A look at the 2014 season for the Tigers and a glimpse into 2015

June 03, 2014|By Edward Lee, The Baltimore Sun

Here is the second installment of a series that checks in with the seven Division I programs in the state to give a glimpse into the past and the future. Teams are scheduled to appear according to the chronological order in which their seasons ended. Monday’s visit was with Mount St. Mary’s. Tuesday’s visit is with Towson.

REVIEW

The good: The Tigers (8-7 overall and 2-3 in the Colonial Athletic Association) opened the season with a slow start that was punctuated by a bewildering 20-4 loss to Loyola on Feb. 19 that had even coach Shawn Nadelen questioning the team’s mettle. But the players responded with a six-game winning streak that had the team flirting with a top 15 ranking. Towson’s ability to rebound from what could have been crippling setback was a welcomed sight for Nadelen.

“We had a pretty good stretch after we played our worst game against Loyola,” he said. “Our guys really turned themselves around and got back into who we are as a program, and we were able to put together a good little winning streak and play some good lacrosse.”

** Not too many teams like to lean on their freshmen to contribute immediately, but that wasn’t the case for the Tigers. Attackman Joe Seider (Hereford) led the offense with 23 goals, midfielder Ryan Drenner (Westminster) ranked third with 10 assists, and short-stick defensive midfielder Jack Adams (Hereford) posted 13 ground balls and five caused turnovers. Add long-stick midfielder Tyler Mayes (15 GB, 11 CT), midfielder Michael Lynch (3 G, 1 A) and faceoff specialist Alec Burckley (45.8 percent on 38-of-83 and 21 GB), and the team didn’t shy away from employing its rookies.

“We wouldn’t have recruited them if we didn’t think they could come in and play for us early,” Nadelen said. “They had opportunity, and I think they capitalized on that, which is a good thing. We had some holes to fill from the previous year, and they had to be filled by somebody. The freshmen kind of seized those opportunities, and it was good to have those guys out there playing. But also with any freshmen, you’re going to deal with some inexperience and some poor decision-making and things like that. But it’s a good sign that they wanted to do good things, which they did for the most part.”

** The graduation of Andrew Wascavage was thought to be a huge blow for the defense, and while Tyler White wasn’t as consistent as his predecessor, the junior fared decently in his first year as a full-time starter. White recorded a 9.63 goals-against average and a .502 save percentage after sitting out fall workouts and being severely limited by injury in the preseason.

“So it took him a while to get his feet underneath him, and consistency was an issue and body language was an issue at times, but I think that was a case of him trying to get comfortable with himself being the guy out there on the field,” Nadelen said. “He had some pretty strong games.

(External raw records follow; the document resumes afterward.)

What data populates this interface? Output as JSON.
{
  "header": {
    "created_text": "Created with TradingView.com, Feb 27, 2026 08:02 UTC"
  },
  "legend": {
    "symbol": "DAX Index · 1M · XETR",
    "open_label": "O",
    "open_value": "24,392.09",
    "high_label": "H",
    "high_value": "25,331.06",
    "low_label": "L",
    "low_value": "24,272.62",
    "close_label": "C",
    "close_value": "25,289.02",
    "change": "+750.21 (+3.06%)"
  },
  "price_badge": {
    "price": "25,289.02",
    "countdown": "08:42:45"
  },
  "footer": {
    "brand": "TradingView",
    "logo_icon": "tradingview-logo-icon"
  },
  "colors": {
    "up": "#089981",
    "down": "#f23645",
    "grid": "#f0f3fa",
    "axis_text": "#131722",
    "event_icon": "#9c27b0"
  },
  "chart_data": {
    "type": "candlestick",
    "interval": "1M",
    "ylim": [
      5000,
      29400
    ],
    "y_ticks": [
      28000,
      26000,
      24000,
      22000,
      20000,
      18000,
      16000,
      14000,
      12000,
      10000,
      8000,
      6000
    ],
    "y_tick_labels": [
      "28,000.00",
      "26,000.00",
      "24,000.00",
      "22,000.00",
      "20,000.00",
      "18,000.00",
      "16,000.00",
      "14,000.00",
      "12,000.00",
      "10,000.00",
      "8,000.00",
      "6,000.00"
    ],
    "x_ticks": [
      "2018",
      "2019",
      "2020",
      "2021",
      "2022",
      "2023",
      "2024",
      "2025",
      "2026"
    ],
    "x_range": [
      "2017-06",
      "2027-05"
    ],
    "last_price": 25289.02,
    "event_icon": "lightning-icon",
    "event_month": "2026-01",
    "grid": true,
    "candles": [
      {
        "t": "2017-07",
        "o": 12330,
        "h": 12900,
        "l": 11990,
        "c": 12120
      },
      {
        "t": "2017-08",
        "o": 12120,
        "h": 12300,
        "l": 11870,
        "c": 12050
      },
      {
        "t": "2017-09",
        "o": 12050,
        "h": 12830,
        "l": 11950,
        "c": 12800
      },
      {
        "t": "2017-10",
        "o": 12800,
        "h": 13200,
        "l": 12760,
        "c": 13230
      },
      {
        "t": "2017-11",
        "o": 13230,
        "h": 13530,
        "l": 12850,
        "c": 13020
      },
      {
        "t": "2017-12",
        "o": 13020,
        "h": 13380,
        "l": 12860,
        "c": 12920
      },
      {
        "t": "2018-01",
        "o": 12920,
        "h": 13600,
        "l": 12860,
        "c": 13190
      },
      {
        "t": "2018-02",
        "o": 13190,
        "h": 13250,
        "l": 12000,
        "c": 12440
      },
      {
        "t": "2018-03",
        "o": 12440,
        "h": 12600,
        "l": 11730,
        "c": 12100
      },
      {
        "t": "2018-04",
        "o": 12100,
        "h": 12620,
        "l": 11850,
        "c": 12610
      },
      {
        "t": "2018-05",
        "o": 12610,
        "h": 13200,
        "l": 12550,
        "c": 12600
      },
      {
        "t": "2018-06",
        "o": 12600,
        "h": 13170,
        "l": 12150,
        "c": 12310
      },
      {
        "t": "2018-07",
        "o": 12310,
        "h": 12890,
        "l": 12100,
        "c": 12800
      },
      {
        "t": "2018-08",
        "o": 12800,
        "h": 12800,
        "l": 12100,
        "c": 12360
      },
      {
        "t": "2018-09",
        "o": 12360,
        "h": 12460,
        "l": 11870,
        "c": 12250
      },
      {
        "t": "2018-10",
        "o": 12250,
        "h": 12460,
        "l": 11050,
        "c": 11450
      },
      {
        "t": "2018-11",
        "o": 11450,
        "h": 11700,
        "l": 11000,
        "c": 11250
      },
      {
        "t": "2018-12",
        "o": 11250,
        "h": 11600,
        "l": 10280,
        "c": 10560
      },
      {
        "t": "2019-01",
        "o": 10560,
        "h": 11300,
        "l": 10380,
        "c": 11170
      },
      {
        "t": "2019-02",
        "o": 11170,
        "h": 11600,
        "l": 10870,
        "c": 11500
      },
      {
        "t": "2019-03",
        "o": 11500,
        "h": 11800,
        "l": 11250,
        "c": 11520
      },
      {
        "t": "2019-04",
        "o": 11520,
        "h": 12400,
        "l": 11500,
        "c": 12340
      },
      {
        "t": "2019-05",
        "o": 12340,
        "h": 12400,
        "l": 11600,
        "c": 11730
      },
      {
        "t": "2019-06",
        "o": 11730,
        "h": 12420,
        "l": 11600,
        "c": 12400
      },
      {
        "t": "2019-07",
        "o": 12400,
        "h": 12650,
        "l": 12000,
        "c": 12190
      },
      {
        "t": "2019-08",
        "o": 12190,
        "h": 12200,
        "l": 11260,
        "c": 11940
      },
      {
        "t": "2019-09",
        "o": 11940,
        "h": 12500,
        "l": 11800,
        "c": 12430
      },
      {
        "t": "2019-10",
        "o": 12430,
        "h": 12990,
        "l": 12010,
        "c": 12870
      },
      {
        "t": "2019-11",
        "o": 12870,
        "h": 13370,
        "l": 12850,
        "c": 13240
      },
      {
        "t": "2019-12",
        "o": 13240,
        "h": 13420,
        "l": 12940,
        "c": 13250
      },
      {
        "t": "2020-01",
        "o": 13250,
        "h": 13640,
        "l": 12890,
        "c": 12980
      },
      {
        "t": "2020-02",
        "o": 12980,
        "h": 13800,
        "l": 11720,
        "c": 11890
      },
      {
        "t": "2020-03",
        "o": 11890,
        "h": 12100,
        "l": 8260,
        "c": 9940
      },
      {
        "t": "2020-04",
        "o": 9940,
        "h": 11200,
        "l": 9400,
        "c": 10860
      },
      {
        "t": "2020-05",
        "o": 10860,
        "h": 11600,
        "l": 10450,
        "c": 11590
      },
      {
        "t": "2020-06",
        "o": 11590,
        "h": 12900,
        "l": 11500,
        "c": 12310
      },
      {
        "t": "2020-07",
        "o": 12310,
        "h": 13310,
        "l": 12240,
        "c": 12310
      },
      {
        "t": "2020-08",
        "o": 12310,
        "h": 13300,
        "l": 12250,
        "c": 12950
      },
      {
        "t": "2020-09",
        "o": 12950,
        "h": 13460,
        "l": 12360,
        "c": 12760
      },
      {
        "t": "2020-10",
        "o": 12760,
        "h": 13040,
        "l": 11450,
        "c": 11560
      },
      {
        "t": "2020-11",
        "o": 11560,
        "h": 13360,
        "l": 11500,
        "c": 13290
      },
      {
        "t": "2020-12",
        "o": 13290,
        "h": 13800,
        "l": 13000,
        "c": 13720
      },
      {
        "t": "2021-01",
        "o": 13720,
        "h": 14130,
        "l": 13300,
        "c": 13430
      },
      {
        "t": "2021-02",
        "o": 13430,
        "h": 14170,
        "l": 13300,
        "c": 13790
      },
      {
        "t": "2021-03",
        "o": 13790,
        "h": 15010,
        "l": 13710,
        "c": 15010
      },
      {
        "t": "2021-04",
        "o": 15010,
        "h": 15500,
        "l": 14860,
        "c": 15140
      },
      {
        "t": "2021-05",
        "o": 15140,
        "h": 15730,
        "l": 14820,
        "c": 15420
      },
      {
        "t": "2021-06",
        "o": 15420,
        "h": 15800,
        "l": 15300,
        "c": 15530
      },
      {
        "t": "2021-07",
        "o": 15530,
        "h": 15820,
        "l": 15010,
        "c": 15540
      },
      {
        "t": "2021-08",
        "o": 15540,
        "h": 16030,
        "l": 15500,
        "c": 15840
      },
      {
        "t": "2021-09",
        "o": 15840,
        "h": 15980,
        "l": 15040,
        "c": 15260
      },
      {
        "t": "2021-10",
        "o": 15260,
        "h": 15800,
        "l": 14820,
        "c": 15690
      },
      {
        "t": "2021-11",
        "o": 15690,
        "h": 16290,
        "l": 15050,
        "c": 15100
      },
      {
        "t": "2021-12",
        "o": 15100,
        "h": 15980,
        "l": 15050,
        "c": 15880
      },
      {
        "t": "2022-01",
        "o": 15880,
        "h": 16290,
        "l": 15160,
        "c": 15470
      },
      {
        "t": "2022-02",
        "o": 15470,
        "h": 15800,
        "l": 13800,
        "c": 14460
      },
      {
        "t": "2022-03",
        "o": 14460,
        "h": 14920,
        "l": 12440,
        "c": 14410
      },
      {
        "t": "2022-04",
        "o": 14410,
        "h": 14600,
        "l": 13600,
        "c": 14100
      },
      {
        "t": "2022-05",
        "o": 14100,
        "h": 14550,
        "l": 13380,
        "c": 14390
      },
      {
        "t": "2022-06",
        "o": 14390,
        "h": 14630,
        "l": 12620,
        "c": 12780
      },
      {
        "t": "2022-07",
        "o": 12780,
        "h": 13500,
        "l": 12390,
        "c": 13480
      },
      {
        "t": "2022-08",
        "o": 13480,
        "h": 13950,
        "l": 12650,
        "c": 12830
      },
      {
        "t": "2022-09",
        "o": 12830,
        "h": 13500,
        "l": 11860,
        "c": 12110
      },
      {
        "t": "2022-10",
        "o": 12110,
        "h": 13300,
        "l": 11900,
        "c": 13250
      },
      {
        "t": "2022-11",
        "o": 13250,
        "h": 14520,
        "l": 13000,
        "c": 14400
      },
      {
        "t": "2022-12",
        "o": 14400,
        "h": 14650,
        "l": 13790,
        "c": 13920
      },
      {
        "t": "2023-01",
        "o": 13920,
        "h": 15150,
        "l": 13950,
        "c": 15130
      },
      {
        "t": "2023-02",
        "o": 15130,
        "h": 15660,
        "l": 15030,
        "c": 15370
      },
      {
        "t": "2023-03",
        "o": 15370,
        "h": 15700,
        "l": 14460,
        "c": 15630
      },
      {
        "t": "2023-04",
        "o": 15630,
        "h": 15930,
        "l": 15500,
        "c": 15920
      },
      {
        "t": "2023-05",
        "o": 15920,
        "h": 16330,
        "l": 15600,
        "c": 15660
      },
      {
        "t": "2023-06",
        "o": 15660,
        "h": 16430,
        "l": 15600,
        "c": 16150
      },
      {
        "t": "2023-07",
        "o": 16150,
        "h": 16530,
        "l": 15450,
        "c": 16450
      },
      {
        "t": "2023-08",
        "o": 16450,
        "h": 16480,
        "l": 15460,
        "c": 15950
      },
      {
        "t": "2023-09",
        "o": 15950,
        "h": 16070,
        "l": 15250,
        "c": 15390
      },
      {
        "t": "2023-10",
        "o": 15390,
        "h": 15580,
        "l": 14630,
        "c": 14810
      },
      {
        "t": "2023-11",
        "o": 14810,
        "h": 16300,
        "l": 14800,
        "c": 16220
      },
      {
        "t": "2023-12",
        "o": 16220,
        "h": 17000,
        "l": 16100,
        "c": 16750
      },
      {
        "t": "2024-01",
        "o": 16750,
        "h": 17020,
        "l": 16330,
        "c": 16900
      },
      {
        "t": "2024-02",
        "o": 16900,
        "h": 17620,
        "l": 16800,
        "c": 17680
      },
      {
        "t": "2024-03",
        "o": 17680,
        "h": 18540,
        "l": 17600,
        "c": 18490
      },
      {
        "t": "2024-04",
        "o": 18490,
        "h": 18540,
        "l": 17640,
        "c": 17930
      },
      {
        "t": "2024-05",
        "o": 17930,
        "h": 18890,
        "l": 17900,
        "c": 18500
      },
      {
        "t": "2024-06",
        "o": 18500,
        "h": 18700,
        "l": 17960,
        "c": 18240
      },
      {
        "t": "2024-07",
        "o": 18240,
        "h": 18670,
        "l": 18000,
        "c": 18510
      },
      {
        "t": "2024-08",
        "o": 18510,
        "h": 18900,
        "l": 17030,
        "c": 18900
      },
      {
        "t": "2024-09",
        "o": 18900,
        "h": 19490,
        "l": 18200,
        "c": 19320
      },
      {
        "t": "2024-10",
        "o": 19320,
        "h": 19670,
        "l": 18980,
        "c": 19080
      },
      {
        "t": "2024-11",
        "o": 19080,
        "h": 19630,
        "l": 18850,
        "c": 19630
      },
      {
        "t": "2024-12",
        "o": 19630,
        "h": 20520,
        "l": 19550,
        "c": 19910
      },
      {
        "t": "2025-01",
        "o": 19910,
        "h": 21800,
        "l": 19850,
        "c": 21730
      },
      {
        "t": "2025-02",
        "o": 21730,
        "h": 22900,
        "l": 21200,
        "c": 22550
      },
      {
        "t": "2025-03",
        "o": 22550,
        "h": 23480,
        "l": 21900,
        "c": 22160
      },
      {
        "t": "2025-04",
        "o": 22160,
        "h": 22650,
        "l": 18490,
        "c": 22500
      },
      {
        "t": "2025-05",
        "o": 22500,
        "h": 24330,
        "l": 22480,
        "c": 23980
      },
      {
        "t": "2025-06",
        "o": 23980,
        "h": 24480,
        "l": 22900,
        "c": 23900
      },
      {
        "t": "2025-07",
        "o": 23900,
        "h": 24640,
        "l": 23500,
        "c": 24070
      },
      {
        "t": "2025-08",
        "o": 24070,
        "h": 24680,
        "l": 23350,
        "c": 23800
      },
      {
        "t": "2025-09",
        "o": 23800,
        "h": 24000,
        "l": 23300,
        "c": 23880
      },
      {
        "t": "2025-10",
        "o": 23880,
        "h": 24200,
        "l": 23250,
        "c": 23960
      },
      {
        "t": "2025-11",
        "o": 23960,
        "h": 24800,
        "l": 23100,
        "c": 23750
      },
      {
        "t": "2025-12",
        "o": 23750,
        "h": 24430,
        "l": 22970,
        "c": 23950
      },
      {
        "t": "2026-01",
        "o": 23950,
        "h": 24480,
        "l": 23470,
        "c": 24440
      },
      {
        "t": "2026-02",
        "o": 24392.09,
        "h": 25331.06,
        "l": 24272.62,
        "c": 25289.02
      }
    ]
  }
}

I’m sure there are some games he’d like to have back, but moving forward for him is going to be a point of emphasis.”

The bad: After last year’s surprising run to the CAA tournament crown, Towson appeared poised to repeat that effort. But the team went just 2-3 in the conference, and although that was good enough to earn the third seed in the league tournament, the Tigers’ hopes ended in an 11-10 overtime loss in a tournament semifinal to eventual champion Drexel.

“It was definitely disappointing not being able to put ourselves in position to win that again,” Nadelen said. “We definitely had chances. I don’t think we were playing our best lacrosse at the end of the year, which is when you want to do that. That’s something I’ve got to evaluate as a coach and figure out how I can correct that and find a way for our team to be successful during that stretch. We expect to win our conference and we expect to be in the NCAA tournament and compete for the NCAA championship. Our guys understand that, and they’re as disappointed as we are.”

** Through the first nine games, the offense scored 87 goals, averaging 9.7. In the team’s last six contests, the unit scored just 40 times, which dropped the average to 6.7. With the exception of Seider, the team’s offensive woes seemed to touch every player.